Deal with Facebook. The Facebook app is both a power and storage hog. There are several ways to deal with it, from disabling location services to clearing the cache to disabling the automatic app refresh—but many users seem to recommend deleting the app entirely and using the mobile web browser version, which you can drop on your main screen as a bookmark. You’ll lose all those instant notifications, but did you really use them? For that matter, does anyone actually like Facebook Messenger?

Aspire to inbox zero. There are a number of web apps that will make the tough email-purging decisions that you can’t, including Mailstrom (mailstrom.co), which analyzes your reading habits to sort your emails into neat batches for deletion or unsubscription, and Unroll Me (unroll.me), which automatically sorts your emails into bulk “digests.” But if you’re a Gmail user, I strongly recommend Inbox by Gmail (google.com/inbox), which archives huge batches of emails with one touch and rewards you with a tranquil, blue-sky image when your inbox is completely emptied.

Archive all those photos.
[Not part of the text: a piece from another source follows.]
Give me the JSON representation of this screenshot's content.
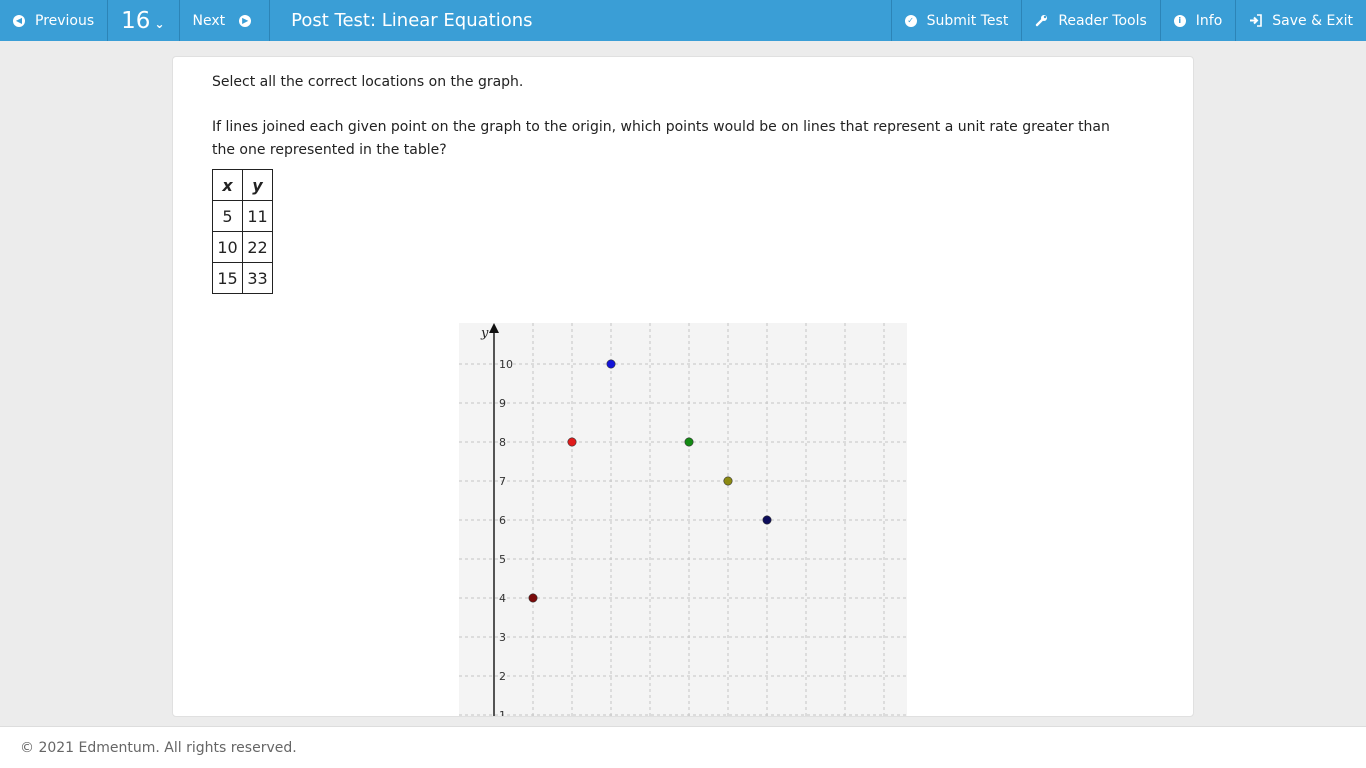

There are so many cloud backups now available, it’s not unusual to have more than one on your phone. (I recommend having more than one, actually. You really should store all your important photos on redundant clouds/drives, both online and off. No telling when one might fail.) Nearly all the popular online backup services—Apple’s iCloud, Microsoft’s OneDrive, Amazon Prime Photos, Google Photos, Dropbox—offer some kind of free service (usually capped by storage size: iCloud caps at 5GB free, while Google allows free unlimited storage as long as the photos are compressed.) And they’re all pretty much automatic; just set it and forget it. Then clear out the unwanted originals, and you’re ready to load up your phone with even more junk.